Calcul simple et imparable, en effet. Du côté de Cinéforom, l’ex-producteur Gérard Ruey, actuellement secrétaire général de la fondation, ne raisonne pas autrement. «Un tiers du subventionnement des films provient de la télévision. Et c’est un coût par essence difficilement rattrapable. En cas de oui à «No Billag», c’est ce tiers qui passerait à la trappe. Qui pourrait compenser cette perte? Je ne vois pas. Personne, je pense. Donc si l’initiative passait, ce serait une catastrophe totale. Car si un volume de production s’effondre, c’est toute la production qui s’effondre en même temps, par un effet domino qui conduit vite à la précarité. Sans parler du fait que la télévision est un vrai partenaire de discussion pour les projets et leur développement, et qu’elle a en plus un rôle de diffuseur fondamental.»
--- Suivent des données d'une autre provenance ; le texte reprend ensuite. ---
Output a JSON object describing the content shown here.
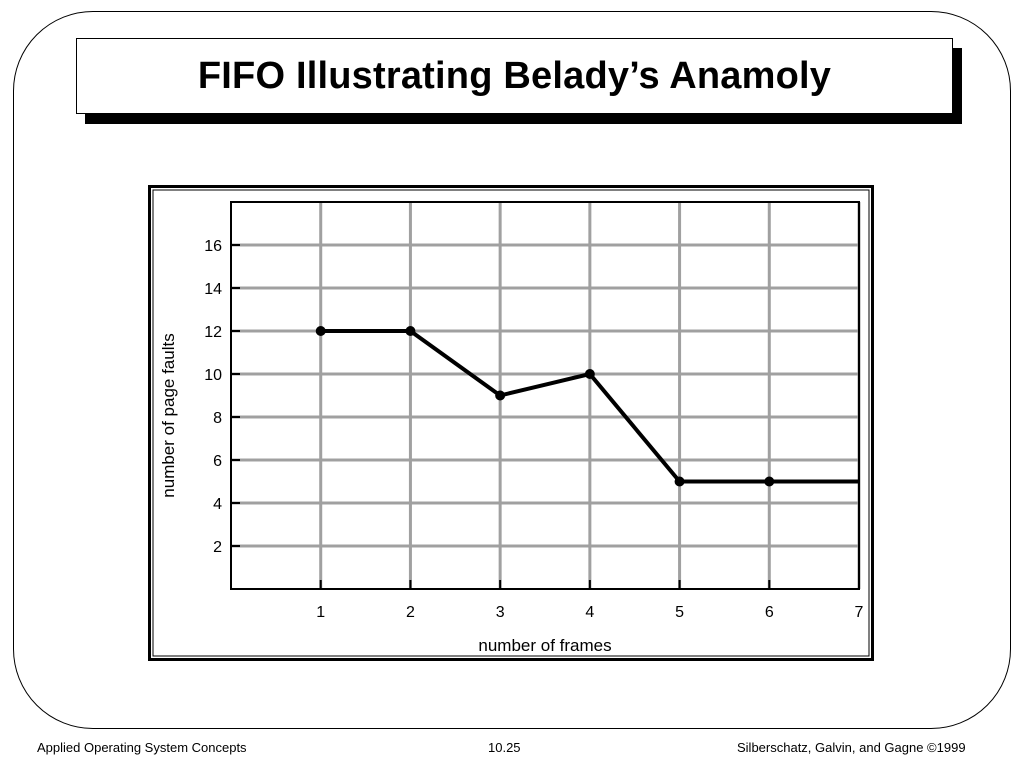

«Ce que montre bien «No Billag», c’est la fragilité de tout notre système. Il suffit que celui-ci soit mis en péril pour que tout le monde soit à son tour en danger. En cas de catastrophe, nous devrions revoir tous nos mécanismes de soutien. Déjà que nous ne sommes plus dans le programme MEDIA (ndlr: soutien au cinéma à un niveau européen) depuis le vote de l’initiative contre l’immigration du 9 février 2014, la suppression de Billag impacterait le cinéma suisse de manière terrible.» Y aurait-il encore des films? C’est très peu probable, à en croire Philippa de Rotten et Gérard Ruey. «Mais même en cas de catastrophe, il y a toujours un instinct de survie», conclut ce dernier.

Les sociétés de production sont aussi en danger

Du côté des sociétés de production, le ton n’est guère plus optimiste. Alors que certains cinéastes donnent de leur personne – Jean-Stéphane Bron, dans une vidéo diffusée sur les réseaux sociaux, rappelle que «la redevance, c’est permettre à tout le monde de participer à un récit collectif et que sans elle, il n’y a plus de cinéma suisse» – plusieurs producteurs genevois se montrent tout aussi véhéments. C’est le cas de Max Karli, de Rita Productions, l’un des producteurs de Ma vie de Courgette de Claude Barras, justement, très actif sur les réseaux sociaux pour éveiller les consciences et convaincre les gens de rejeter l’initiative.

«Je sens surtout qu’il y a des gens qui veulent donner un coup de pied dans la fourmilière, assène-t-il. Si «No Billag» passe, pour moi, la télévision publique ferme ses portes au 1er janvier 2019. Ce serait d’une tristesse absolue. Car pour la branche, la télé est avec l’OFC le seul partenaire que nous ayons. En ce début d’année, nous avons plein de films sélectionnés à Berlin, dont deux téléfilms, à savoir ceux de Lionel Baier et Ursula Meier (ndlr: qui font partie de la collection Ondes de choc produite par Bande à part Films). Nous avons Courgette qui est nommé la semaine prochaine aux Bafta Awards en Angleterre.» Signe que le cinéma romand semble en excellente forme. Mais que l’existence des sociétés qui le produisent pourrait être compromise en cas de oui à «No Billag». «Pour les boîtes qui sont spécialisées dans le documentaire ou le reportage, ce sera difficile, renchérit Max Karli. De notre côté, comme la plupart de nos films sont des coproductions avec l’étranger, la donne serait différente. Sauf qu’il n’y aurait aucune possibilité de plan B.»

Même son de cloche chez Dan Wechsler, de la société genevoise Bord Cadre: «Si «No Billag» passe, 80% des boîtes de production dégagent. On ne peut pas faire du cinéma de qualité sans les aides des services publics. Nous n’aurions donc plus d’identité nationale, et pour les cinéastes indépendants, ce serait une sorte de mise à mort.»